In most cases, it’s a good idea to get a second opinion on your dog’s cancer diagnosis. When making a big decision on your dog’s health, another perspective can bring clarity to a murky situation.
Second opinion vs. referral
Your veterinarian may suggest you get a second set of eyes on a biopsy report early in the diagnostic process. Cancer is often diagnosed by performing a biopsy of a suspect mass on your dog’s body. There are cases when interpretation of the biopsy results is not 100% clear, which necessitates a second opinion.

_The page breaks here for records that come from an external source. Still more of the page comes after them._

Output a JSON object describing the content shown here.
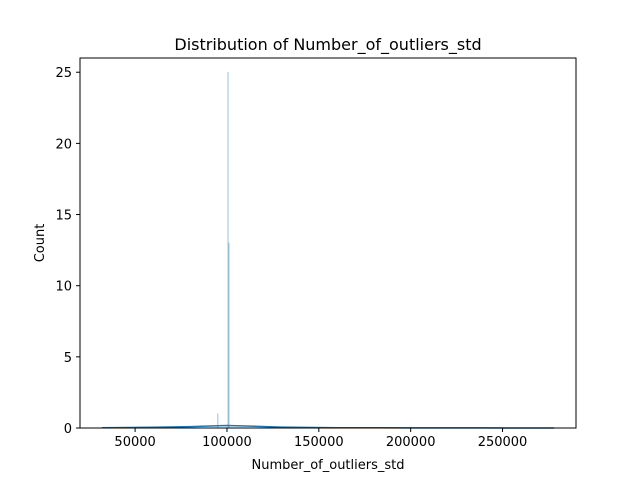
{
  "chart_data": {
    "type": "bar",
    "title": "Distribution of Number_of_outliers_std",
    "xlabel": "Number_of_outliers_std",
    "ylabel": "Count",
    "xlim": [
      20000,
      290000
    ],
    "ylim": [
      0,
      26
    ],
    "x_ticks": [
      50000,
      100000,
      150000,
      200000,
      250000
    ],
    "x_tick_labels": [
      "50000",
      "100000",
      "150000",
      "200000",
      "250000"
    ],
    "y_ticks": [
      0,
      5,
      10,
      15,
      20,
      25
    ],
    "y_tick_labels": [
      "0",
      "5",
      "10",
      "15",
      "20",
      "25"
    ],
    "grid": false,
    "bars": [
      {
        "x": 95000,
        "width": 300,
        "count": 1
      },
      {
        "x": 100500,
        "width": 120,
        "count": 25
      },
      {
        "x": 101000,
        "width": 120,
        "count": 13
      }
    ],
    "kde": {
      "x": [
        32000,
        60000,
        80000,
        95000,
        100000,
        110000,
        130000,
        160000,
        200000,
        240000,
        278000
      ],
      "y": [
        0.02,
        0.05,
        0.1,
        0.16,
        0.18,
        0.14,
        0.06,
        0.02,
        0.01,
        0.005,
        0.0
      ]
    },
    "colors": {
      "bar": "#1f77b4",
      "kde": "#1f77b4",
      "axis": "#000000"
    }
  }
}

Following the diagnostic process, your veterinarian may also refer you to a specialist, like an oncologist. A general practitioner is equipped to handle most situations, but not all of them. An oncologist manages cancer patients all day long, so they’ll be more knowledgeable about how to handle your dog’s cancer treatment. A specialist will be able to clarify your veterinarian’s initial diagnosis and have a better idea of what treatment options are best for your pet’s condition.
Suggesting a second opinion to your veterinarian
You may feel frustrated not having answers to all your questions or feel as if there are concerns you can’t mention to your veterinarian. It’s normal to feel this way, especially under the stress of a cancer diagnosis. A different explanation may be what you need to get a better understanding of your dog’s diagnosis.
Many pet owners are unsure of how to approach their veterinarian for a second opinion. If you’re at a loss, these options may work:
- “I’m still a little confused about this diagnosis. How can I be sure this is the right answer?”
- “I’m feeling a little overwhelmed. I think I want to get a second opinion before I make any decisions on my dog’s treatment.”
In most cases, your veterinarian will not be offended if you want to get a second opinion. In fact, your veterinarian may be able to help you identify other doctors nearby that you could consult. They know that they don’t hold all the answers, so getting another perspective will be helpful to you and your veterinarian in the long run.
As your dog’s primary advocate, you want to make sure you’re making the right decision on your dog’s treatment. Even if you trust your veterinarian, getting a second opinion is a good idea. Cancer treatment can be an emotionally and financially intensive process. Before you proceed with any one treatment route, you should be confident in your dog’s diagnosis.